Now, the minivan is in the midst of a solid comeback, mostly because manufacturers are infusing it with more content, more luxurious appointments, high-end technology, and a quieter, smoother ride.

These changes — even as Chrysler, for instance, sold more than a million vans a year worldwide in the past decade — were necessitated by two changes in the car culture: the rise of the SUV and the creation of so-called “crossover” vehicles that combine the utility of a van with the image and oomph of an SUV.

It is a transformation that appears to be working. Industry analysts estimate that by 2005 minivan sales in the United States could approach the 1.3 million peak they hit in the mid-’90s.

The latest case in point is the 2004 Ford Freestar, successor to the less-than-successful Windstar minivan.

The Windstar as we knew it was not terribly reliable, was loud and bouncy, and had a cheaper interior than competitors. With the Freestar, Ford is back in the game. This is more than just a rebadging atop the same powerplant and platform. It’s a whole new van, more powerful, quieter, smoother, and with a greatly upgraded interior.

It has fold-flat-into-the-floor third-row seats. And as they fold away, headrests still attached, they form a flat cargo space. Further, they are hinged so that at picnics or tailgate parties they flip rearward, with the back of the seat becoming the base and the base becoming the back. Voila, a bench seat facing out.

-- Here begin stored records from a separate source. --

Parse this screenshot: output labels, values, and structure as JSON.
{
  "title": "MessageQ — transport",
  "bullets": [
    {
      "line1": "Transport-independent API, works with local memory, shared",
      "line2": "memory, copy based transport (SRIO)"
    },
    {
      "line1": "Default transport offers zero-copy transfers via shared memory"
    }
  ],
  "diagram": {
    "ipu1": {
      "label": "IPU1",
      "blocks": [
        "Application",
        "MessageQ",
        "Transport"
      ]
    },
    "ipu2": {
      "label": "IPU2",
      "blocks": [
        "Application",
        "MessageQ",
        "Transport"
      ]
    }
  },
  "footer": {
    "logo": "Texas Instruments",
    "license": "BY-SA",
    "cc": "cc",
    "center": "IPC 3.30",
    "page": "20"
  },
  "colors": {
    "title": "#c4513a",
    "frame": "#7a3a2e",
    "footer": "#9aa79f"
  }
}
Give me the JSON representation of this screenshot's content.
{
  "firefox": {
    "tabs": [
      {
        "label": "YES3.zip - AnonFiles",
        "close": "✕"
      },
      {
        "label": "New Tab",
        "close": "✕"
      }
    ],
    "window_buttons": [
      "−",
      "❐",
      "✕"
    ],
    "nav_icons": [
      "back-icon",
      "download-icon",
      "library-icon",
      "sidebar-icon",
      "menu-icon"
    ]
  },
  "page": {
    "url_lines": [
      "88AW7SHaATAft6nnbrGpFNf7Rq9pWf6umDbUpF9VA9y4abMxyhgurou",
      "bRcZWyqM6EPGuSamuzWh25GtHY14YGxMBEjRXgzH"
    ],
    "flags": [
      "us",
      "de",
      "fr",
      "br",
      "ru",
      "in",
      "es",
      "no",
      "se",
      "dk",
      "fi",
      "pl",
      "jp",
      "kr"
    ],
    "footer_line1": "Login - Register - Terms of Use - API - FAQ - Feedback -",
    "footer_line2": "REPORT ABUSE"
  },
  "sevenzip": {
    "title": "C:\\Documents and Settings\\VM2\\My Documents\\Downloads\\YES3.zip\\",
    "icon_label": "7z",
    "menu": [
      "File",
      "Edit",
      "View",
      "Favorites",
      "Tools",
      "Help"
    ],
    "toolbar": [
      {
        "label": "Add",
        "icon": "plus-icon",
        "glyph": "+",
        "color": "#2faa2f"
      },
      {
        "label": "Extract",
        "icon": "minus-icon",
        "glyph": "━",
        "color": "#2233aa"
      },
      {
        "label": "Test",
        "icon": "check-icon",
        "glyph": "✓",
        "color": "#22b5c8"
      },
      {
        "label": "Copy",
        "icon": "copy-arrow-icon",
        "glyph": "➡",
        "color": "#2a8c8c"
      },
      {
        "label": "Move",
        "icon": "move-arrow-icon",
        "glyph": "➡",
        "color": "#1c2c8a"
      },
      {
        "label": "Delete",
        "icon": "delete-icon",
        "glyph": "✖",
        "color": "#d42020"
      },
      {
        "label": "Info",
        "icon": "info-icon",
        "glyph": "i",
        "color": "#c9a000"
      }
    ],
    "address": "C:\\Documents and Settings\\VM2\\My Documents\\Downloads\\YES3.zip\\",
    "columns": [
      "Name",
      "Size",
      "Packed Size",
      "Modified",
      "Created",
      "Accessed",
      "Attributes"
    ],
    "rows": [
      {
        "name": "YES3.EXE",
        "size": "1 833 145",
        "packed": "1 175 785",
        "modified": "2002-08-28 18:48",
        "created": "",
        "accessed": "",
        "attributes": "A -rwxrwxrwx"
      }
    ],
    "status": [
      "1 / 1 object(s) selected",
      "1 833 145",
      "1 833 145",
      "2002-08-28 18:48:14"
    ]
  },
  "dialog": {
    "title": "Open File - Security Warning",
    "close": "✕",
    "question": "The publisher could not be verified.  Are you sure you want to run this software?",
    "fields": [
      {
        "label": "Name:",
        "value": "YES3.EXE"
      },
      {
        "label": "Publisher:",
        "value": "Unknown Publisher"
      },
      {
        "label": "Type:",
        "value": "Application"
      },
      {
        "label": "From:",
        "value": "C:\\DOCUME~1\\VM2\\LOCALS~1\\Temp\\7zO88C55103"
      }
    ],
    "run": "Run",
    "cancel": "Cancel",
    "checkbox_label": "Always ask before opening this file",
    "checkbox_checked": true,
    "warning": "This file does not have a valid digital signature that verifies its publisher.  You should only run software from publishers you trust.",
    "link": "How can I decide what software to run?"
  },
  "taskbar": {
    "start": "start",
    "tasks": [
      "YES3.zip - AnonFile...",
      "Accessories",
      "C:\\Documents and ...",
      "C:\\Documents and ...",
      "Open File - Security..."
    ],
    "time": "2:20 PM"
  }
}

The middle row of seats — twin captain or bench — flip forward or can be removed, providing even more cargo space and the variety of cargo/passenger configurations that many owners demand.

The interior upgrade includes a seemingly endless array of nooks and crannies in which to store travel items, and there are more cup holders (10) than seating capacity (seven).

Given its space for people and things, Ford wisely upgraded the powerplant. Two V-6 engines are available, a standard 3.9-liter that delivers 200 horsepower and a 4.2-liter of 201 horsepower.

The horsepower upgrade seems meaningless, but when you consider the torque increase — 240 lb.-ft. to 265 lb.-ft. — you get what’s going on here. Torque is all about hauling loads and the Freestar will haul lots of people and gear. Further, it is about 300 pounds heavier than the Windstar, so the extra pull is needed.

The Freestar comes in five models: base, LX, LX Sport, SE, and Limited (as tested). It is a front-wheel-drive van with a transverse mount engine. The engine is mated to a four-speed automatic transmission. The package proved to be far quieter than the Windstar, and the van felt simply more substantial on the road — including during highway driving in stiff winter crosswinds. Its truck-like Ford snout sets it apart from the basic van-as-box look, and the fact that traction control is standard adds to its safety.

For further safety, side impact/side curtain air bags are available for all three rows of seats, protecting occupants not only in crashes, but also rollovers.

The leather captain’s seats in the test model were firm and comfortable, and access to the rear two rows was very easy. The dash has a solid, if simple design, with textured material above and below, bisected by a wood strip. Wood also surrounds the central control pod, whose buttons and knobs are thankfully large. Turn-signal indicators built into the rear-view mirrors are a great touch.

Competition in the minivan field is going to be tough, and any uilder of minivans has to offer not only utility but quality and content. From the optional DVD to the safety package of side air bags, Ford is doing just that with the Freestar.